Ein Ziel, das auch das EBERwerk verfolgt. Doch anders als die Firma Rothmoser, die sich mit ihrer Energieversorgung auf eine Gemeinde konzentriert, verfolgt das von 19 Landkreisgemeinden getragene EBERwerk den Ansatz, gleich einen ganzen Landkreis mit Ökostrom zu versorgen. Für Geschäftsführer Markus Henle ein Ansatz, der sich vor allem dank der dezentralen Energiewende umsetzen lässt: Bedarfsgerecht können Anlangen gebaut werden, einzelne Stellschrauben zur Energieeinsparung in den Gemeinden (wie etwa die Straßenbeleuchtung) identifiziert und nachjustiert werden und zugleich können die Menschen genau sehen, woher der Strom eigentlich kommt, der aus ihrer Steckdose fließt.
 
Für Markus Henle ist genau das – die „höhere soziale Gerechtigkeit", wie er sagt – ein Argument für die Energiewende. Damit meint er, dass „wir unseren Energiebedarf von den Ressourcen decken, die wir bei uns gewinnen und dafür auch die ein oder andere Einschränkung in Kauf nehmen."
 
Es war einer der Sätze des Abends, in deren wenigen Worten viel Wahrheit steckte.
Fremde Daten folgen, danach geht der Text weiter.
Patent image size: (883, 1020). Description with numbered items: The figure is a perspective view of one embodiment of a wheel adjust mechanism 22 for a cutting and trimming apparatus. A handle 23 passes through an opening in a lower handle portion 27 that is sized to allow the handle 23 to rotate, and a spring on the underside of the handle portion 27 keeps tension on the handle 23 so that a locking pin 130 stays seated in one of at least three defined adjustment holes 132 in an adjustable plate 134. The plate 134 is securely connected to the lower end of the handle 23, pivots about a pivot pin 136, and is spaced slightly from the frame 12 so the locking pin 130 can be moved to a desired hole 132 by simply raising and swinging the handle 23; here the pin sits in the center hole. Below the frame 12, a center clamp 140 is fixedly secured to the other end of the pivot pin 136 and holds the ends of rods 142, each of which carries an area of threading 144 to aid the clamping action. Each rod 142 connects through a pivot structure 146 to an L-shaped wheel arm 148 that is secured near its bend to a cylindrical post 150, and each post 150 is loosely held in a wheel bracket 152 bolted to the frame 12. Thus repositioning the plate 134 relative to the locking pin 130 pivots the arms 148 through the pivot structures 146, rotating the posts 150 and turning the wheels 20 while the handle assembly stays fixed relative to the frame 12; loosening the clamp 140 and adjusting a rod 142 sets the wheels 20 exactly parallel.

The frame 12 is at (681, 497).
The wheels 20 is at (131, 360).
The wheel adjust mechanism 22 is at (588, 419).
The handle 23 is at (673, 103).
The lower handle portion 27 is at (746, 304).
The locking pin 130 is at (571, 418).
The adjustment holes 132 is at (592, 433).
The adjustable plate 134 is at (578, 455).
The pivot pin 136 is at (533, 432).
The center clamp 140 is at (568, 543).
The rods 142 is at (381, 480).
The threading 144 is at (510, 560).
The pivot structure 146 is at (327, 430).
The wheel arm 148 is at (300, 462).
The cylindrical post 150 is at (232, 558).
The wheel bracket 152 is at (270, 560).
Der Protest und die Verweigerungshaltung gegenüber den Quellen erneuerbarer Energien, wie etwa Windräder oder Freiflächen-PV, entstammt oft einer „not in my backyard"-Haltung: „Energiewende schön und gut, aber bitte nicht hier vor meiner Haustür, wo ich das sehen muss", könnte man auch sagen.
 
Doch die dezentrale Energiewende macht genau das: Sie demokratisiert die Auseinandersetzung mit der Herstellung des Stroms, den man selbst verbraucht. Das ist eine Revolution, die viel zu selten gewürdigt wird. Früher war das anders: Die Bürger*innen des Rheinlandes sind nicht gefragt worden, ob sie über ein Jahrhundert hinweg Dorf um Dorf opfern wollen, damit die weggebaggerte Heimat zu Strom verbrannt wird.
 
Heute aber können Bürger*innen sogar mitentscheiden, ob und wie viele Windräder, Freiflächen- oder Dach-PV-Anlagen sie gerne tragen wollen; Jeder ein Stück, das ist die große, faire Chance der dezentralen Energiewende. An diese Teilhabe erinnerte auch Lisa Rüttgers, als sie in ihrem Vortrag das Ratsbegehren ansprach, das im Mai kommenden Jahres klären soll, ob die Bürger*innen im Landkreis Ebersberg mit der Errichtung von fünf Windrädern im Forst einverstanden sind.
 
Die Klimaschutzmanagerin des Landkreises, die im August die Nachfolge von Hans Gröbmayr antrat, machte deutlich, welche Änderungen darüber hinaus noch notwendig sind, wenn die Gesellschaft das Ziel der Klimaneutralität wirklich ernst nimmt: Ein völlig anderes Konsum- und Ernährungsverhalten, eine umgestaltete Mobilität – unterfüttert mit einer Studie des Wuppertal-Instituts zeigte sie, dass der radikale Ausbau der erneuerbaren Energien im Landkreis da noch die kleinste Herausforderungen für die Bürger*innen sein dürfte.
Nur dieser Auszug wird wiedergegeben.